Based on shotgun metagenomic samples, PanPhlAn enables:

  • strain identification and characterization of unknown strains in metagenomic samples. The gene set of strains present in samples is detected by screening for all potential genes from the species pangenome.
  • outbreak monitoring: pathogen detection and characterization, see E. coli example below.
  • population genomics: exploring the diversity of a species based on detected strains in hundreds of samples, see E. rectale and A. muciniphila examples below.
  • strain tracking: detecting identical gene content profiles of strains in different samples
  • functional analysis: based on detected strain-specific genes, the gene sequences can be used for functional investigations using KEGG or other similar databases.

Examples

Characterization of the German 2011 E. coli outbreak strain

German 2011 E. coli outbreak

PanPhlAn profiling of the German outbreak metagenomes using a reference database in which the target outbreak genome is missing. (a) Hierarchical clustering. The heatmap displays presence/absence gene-family profiles of 110 reference strains (bright colored columns) and of 12 metagenomically detected strains (darker columns). Most outbreak samples cluster together due to almost identical profiles (right), with four samples (left) showing different profiles due to the presence of additional dominant E. coli strains overlying the target outbreak strain. (b) Functional analysis of outbreak-specific gene-families (Fisher exact test) confirmed that the outbreak strain is a combination of a EAEC pathogen (pAA plasmid) with acquired Shiga toxin and antibiotic resistance genes, complemented with a set of enriched virulence-related functions and pathway modules.

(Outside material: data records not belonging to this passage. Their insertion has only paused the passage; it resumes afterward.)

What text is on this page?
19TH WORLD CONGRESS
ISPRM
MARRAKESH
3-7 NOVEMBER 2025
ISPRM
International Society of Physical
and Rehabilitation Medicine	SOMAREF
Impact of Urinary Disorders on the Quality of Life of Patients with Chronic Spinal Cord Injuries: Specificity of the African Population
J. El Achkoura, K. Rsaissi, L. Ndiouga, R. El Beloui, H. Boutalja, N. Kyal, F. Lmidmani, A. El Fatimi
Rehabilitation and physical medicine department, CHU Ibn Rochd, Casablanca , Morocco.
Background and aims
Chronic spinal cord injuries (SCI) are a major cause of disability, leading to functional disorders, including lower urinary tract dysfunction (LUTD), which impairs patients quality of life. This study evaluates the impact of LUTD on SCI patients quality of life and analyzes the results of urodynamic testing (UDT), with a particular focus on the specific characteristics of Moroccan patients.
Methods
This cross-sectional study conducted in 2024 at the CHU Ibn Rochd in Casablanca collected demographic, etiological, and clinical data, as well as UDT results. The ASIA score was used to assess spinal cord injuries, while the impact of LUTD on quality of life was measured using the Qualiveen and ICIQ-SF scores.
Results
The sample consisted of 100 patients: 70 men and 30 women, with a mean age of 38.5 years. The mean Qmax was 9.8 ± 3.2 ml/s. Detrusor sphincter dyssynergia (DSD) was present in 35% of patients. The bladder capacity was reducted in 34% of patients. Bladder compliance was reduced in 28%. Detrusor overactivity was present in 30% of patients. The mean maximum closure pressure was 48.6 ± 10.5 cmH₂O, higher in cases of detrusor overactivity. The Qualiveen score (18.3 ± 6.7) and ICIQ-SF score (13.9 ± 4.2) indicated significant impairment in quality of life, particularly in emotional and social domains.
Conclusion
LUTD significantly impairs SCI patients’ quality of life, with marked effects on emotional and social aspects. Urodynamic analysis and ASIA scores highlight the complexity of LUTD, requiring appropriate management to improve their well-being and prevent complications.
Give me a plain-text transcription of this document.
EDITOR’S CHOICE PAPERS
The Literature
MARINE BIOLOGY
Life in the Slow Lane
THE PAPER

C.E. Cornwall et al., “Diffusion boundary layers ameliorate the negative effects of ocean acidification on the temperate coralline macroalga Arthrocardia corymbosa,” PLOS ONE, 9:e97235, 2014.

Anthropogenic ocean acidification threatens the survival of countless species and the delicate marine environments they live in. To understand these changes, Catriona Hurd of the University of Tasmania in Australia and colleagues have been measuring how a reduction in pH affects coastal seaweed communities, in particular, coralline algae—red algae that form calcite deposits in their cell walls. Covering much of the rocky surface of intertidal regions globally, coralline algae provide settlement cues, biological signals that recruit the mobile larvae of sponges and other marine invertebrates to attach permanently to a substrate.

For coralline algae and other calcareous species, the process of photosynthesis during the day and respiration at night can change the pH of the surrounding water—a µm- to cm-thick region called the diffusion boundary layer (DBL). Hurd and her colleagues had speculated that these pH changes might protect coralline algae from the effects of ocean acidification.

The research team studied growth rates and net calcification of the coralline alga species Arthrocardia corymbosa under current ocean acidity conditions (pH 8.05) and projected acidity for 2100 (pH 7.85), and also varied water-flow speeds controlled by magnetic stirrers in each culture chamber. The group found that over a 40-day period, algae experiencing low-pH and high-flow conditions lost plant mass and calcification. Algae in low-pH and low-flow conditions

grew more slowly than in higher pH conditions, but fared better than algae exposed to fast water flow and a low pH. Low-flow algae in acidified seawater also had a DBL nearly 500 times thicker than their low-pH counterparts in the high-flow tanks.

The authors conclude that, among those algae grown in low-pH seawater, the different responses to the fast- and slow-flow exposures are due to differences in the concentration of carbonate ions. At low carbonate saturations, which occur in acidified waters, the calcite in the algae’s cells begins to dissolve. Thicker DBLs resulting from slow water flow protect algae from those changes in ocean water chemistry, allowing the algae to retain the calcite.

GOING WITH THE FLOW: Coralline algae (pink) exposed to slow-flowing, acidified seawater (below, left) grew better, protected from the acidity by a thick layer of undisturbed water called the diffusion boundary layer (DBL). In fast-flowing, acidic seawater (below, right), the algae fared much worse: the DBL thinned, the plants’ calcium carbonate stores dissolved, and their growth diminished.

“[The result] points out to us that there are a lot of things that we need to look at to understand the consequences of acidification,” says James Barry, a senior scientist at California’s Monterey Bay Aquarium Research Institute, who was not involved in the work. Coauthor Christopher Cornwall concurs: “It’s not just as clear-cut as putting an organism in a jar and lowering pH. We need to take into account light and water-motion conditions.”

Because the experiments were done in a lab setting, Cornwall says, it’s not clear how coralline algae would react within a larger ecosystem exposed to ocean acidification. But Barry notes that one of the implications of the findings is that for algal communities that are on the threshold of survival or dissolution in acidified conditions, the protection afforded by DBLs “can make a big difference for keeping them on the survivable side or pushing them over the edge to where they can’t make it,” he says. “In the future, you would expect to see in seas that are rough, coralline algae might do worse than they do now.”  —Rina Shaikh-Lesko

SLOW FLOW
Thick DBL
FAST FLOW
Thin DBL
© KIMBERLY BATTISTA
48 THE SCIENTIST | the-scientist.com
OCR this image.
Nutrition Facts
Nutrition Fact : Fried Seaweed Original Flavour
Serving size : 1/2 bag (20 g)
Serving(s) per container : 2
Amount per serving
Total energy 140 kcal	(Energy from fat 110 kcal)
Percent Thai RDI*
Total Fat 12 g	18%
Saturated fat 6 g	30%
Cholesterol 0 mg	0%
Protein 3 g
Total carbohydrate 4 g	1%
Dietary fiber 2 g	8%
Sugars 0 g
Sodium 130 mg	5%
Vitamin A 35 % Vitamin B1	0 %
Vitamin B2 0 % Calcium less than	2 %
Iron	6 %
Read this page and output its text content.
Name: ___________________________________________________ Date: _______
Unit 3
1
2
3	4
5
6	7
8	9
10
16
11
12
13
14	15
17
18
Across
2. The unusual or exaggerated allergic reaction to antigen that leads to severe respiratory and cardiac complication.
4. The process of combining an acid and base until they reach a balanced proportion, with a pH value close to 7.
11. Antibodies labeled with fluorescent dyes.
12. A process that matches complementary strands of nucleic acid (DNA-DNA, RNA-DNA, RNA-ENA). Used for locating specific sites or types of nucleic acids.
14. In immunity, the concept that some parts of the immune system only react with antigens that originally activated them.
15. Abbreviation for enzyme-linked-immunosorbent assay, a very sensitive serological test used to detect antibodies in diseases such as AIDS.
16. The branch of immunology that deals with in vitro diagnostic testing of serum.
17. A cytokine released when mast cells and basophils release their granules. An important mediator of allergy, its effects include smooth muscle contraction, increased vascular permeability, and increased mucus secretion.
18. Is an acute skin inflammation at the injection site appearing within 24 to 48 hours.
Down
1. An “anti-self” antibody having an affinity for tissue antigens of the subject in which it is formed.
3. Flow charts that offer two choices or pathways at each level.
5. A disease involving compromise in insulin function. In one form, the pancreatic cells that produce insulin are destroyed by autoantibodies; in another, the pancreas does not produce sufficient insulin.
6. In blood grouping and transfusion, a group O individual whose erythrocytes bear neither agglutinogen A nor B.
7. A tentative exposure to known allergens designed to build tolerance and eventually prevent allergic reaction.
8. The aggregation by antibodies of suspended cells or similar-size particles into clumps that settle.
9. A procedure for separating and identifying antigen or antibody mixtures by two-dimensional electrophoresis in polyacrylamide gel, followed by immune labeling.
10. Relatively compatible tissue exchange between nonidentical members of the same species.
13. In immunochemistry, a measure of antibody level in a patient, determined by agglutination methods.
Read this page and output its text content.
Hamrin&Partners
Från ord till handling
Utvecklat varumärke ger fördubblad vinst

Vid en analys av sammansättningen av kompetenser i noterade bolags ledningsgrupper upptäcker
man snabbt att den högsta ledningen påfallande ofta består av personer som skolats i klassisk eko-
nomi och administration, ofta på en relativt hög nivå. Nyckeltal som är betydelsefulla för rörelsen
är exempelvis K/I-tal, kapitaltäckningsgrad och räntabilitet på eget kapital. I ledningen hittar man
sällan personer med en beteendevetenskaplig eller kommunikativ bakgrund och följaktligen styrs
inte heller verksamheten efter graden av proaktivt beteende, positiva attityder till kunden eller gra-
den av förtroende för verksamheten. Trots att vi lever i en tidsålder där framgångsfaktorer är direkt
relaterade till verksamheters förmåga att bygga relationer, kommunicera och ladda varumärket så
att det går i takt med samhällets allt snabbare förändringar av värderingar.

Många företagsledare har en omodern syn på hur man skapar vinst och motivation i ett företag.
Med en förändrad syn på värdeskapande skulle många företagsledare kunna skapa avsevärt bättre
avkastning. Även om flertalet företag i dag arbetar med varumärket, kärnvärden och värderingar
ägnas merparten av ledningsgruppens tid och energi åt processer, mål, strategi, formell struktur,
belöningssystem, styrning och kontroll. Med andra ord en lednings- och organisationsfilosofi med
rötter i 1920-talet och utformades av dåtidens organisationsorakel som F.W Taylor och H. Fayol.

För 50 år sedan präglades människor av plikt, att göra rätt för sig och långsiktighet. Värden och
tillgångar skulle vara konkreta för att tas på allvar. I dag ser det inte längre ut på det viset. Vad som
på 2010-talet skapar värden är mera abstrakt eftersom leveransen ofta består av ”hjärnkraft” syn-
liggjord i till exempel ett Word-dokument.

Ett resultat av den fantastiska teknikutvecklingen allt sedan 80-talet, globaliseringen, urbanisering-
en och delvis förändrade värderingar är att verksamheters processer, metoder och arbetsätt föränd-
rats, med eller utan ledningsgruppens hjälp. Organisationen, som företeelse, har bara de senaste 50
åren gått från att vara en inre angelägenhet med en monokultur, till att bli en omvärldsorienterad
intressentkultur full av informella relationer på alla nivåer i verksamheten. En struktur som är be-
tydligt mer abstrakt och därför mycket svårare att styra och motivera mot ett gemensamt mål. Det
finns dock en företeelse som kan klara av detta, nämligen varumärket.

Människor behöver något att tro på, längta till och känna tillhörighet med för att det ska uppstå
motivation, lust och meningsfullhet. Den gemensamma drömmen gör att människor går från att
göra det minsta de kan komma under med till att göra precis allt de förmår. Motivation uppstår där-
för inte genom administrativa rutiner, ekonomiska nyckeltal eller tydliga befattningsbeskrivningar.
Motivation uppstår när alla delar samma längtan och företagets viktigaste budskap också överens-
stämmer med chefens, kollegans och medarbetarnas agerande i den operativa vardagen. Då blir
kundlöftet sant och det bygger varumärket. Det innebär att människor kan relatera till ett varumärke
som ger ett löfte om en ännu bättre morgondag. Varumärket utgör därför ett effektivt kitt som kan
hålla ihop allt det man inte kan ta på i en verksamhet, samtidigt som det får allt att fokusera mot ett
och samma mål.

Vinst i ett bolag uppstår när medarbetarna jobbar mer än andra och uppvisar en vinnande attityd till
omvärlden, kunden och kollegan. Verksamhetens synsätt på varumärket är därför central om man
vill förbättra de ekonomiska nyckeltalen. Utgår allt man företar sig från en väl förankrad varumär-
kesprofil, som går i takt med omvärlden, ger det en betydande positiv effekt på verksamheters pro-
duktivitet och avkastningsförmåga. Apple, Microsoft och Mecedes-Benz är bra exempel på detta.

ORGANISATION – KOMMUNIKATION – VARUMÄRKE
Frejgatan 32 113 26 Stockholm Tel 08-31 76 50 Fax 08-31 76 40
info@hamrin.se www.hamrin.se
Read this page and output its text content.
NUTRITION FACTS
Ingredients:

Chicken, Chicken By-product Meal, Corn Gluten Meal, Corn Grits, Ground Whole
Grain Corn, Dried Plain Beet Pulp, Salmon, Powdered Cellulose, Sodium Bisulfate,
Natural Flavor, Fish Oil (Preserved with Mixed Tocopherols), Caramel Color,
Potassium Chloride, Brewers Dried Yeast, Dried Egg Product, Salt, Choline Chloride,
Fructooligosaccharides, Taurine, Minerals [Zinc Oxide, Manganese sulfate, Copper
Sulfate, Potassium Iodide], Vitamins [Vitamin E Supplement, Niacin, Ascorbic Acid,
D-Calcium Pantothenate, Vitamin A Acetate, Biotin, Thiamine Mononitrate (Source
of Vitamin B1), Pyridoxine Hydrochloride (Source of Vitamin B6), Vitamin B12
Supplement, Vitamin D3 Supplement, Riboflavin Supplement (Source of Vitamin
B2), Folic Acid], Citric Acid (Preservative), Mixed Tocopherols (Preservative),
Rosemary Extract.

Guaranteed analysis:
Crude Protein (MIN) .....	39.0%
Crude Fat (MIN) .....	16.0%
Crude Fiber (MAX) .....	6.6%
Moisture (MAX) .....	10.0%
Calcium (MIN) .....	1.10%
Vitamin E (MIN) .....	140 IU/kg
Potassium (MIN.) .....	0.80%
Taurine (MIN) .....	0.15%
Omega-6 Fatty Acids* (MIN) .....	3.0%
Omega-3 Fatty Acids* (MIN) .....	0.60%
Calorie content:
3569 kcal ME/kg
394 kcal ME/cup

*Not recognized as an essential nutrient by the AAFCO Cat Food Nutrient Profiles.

Exploring the populations of Eubacterium rectale and Akkermansia muciniphila

PanPhlAn E. rectale A. muciniphila

Large-scale population genomics study of E. rectale and A. muciniphila. Based on 1830 metagenomic samples from 8 cohorts, PanPhlAn reveals the subspecies structure even when only few species reference genomes are available. (a) Based on only one reference genome, E. rectale strains can be resolved into three geographically distinct clades. Clade A is related to samples of the two Chinese cohorts (bright and dark green dots). (b) Based on two available reference genomes, PanPhlAn shows a clear cluster structure of A. muciniphila strains, suggesting that the species can be distinguished into six functionally distinct clades A-F.